むしろ逆で、何も決まっていないから、言えないんです。
次が決まっていない。お金の見通しもない。
その状態で切り出すのは、誰だって怖いです。
だから「言えない」のではなく、「言える状態になっていない」が正しい。
ここが分かると、やることが変わります。気合いを入れる必要はなくて、準備を1つ増やせばいい。
違い② 社外に知り合いがいるかどうか
| 辞める人 | 辞められない人 | |
|---|---|---|
| 人間関係 | 社外にも知り合いがいる | ほぼ社内だけ |
これは、コネで転職しているという話ではありません。
外の話が入ってくるかどうかの差です。
社内しか知らないと、比べる相手が「今の会社の過去」しかなくなります。
すると「うちはこんなものだろう」で止まってしまう。
逆に、外の人と少し話すだけで、「それ、普通じゃないよ」と言われることがあります。
その一言で動き出した人を、何人も見ます。
社外の知り合いは、いま0人でも問題ありません
「友達を作れ」という話ではなくて、外の基準に触れられればいいだけです。
- 転職サイトに登録して、求人票を読む(応募しなくていい)
- 同じ職種の人のSNSを見る
- エージェントに1回だけ話を聞く
求人票を10件読むだけでも、相場は見えます。 ここが実質いちばん安上がりです。
違い③ 来月のお金が、見えているかどうか
| 辞める人 | 辞められない人 | |
|---|---|---|
| お金 | だいたいの見通しがある | 来月が不安 |
「貯金がある人が辞められる」と言われがちですが、少し違います。
金額そのものより、把握しているかどうかです。
毎月いくら出ていくのか。
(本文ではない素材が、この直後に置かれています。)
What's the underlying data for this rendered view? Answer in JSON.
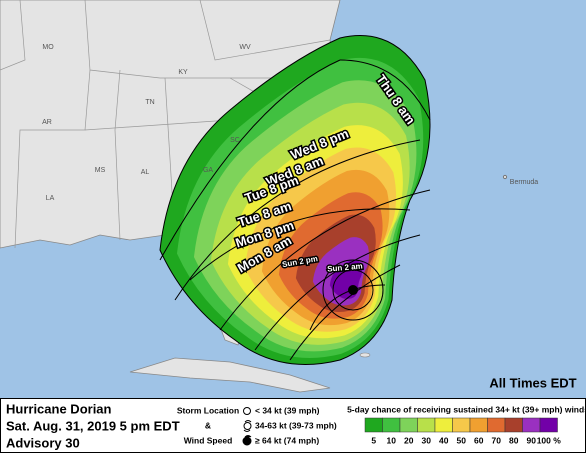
{
  "map_labels": [
    "MO",
    "WV",
    "KY",
    "TN",
    "AR",
    "SC",
    "GA",
    "MS",
    "AL",
    "LA",
    "Bermuda"
  ],
  "track_labels": [
    "Thu 8 am",
    "Wed 8 pm",
    "Wed 8 am",
    "Tue 8 pm",
    "Tue 8 am",
    "Mon 8 pm",
    "Mon 8 am",
    "Sun 2 pm",
    "Sun 2 am"
  ],
  "time_note": "All Times EDT",
  "footer": {
    "storm": "Hurricane Dorian",
    "time": "Sat. Aug. 31, 2019  5 pm EDT",
    "advisory": "Advisory 30",
    "storm_location": "Storm Location",
    "amp": "&",
    "wind_speed": "Wind Speed",
    "wind_classes": [
      "< 34 kt (39 mph)",
      "34-63 kt (39-73 mph)",
      "≥ 64 kt (74 mph)"
    ],
    "scale_title": "5-day chance of receiving sustained 34+ kt (39+ mph) winds",
    "scale": [
      {
        "label": "5",
        "color": "#1fa81f"
      },
      {
        "label": "10",
        "color": "#40c040"
      },
      {
        "label": "20",
        "color": "#7ed35a"
      },
      {
        "label": "30",
        "color": "#b8e04a"
      },
      {
        "label": "40",
        "color": "#eeee3c"
      },
      {
        "label": "50",
        "color": "#f6c84a"
      },
      {
        "label": "60",
        "color": "#f0a030"
      },
      {
        "label": "70",
        "color": "#e06a30"
      },
      {
        "label": "80",
        "color": "#a8402c"
      },
      {
        "label": "90",
        "color": "#9a30c0"
      },
      {
        "label": "100 %",
        "color": "#7200a8"
      }
    ]
  }
}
何ヶ月なら無収入でもつのか。
これを一度も計算したことがない人は、実際より不安が大きく見えます。
計算してみたら「思ったより持ちこたえられる」だった人もいるし、
「これは先に転職先を決めないと無理だ」とはっきりした人もいます。
どちらでも収穫です。 分からないままがいちばん動けません。
なお、失業保険は、自己都合で辞めた場合すぐには受け取れないしくみがあります。
条件や期間は変わることがあるので、ハローワークで最新の内容を確認してください。(ここは年によって変わるので、この記事では断言しません)
3つの差は、今日から埋められます
並べ直すと、こうなります。
```
辞める人 準備してから言う / 外の基準を知っている / お金が見えている
辞められない人 言ってから考える / 社内だけ / 来月が不安
```
覚悟の話が、1つも出てきません。
やる順番は、しんどくない順でいいです。
| 順番 | やること | かかる時間 |
|---|---|---|
| 1 | 毎月の支出をざっくり出す | 30分 |
| 2 | 転職サイトで求人票を10件読む | 1時間 |
| 3 | 有給の残り日数を確認する | 5分 |
| 4 | エージェントに1回話を聞く | 1時間 |
ここまでやっても、まだ辞めなくていいです。
でも、この4つが終わった人は、「言えない人」ではなくなっています。
「準備は済んだのに、言えない」なら
準備が終わっても、切り出すところで止まる人はいます。
そこは、また別の話です。
そもそも今の職場が続けていい場所なのか迷っている人は、こちらもどうぞ。
最後に
辞められない人が弱いわけではありません。
準備の順番を、誰にも教わらなかっただけです。
そして準備は、辞めない場合でも無駄になりません。
支出を把握して、外の相場を知って、有給の残りを確認する。
それは「辞めるための準備」というより、選べる状態になるための準備です。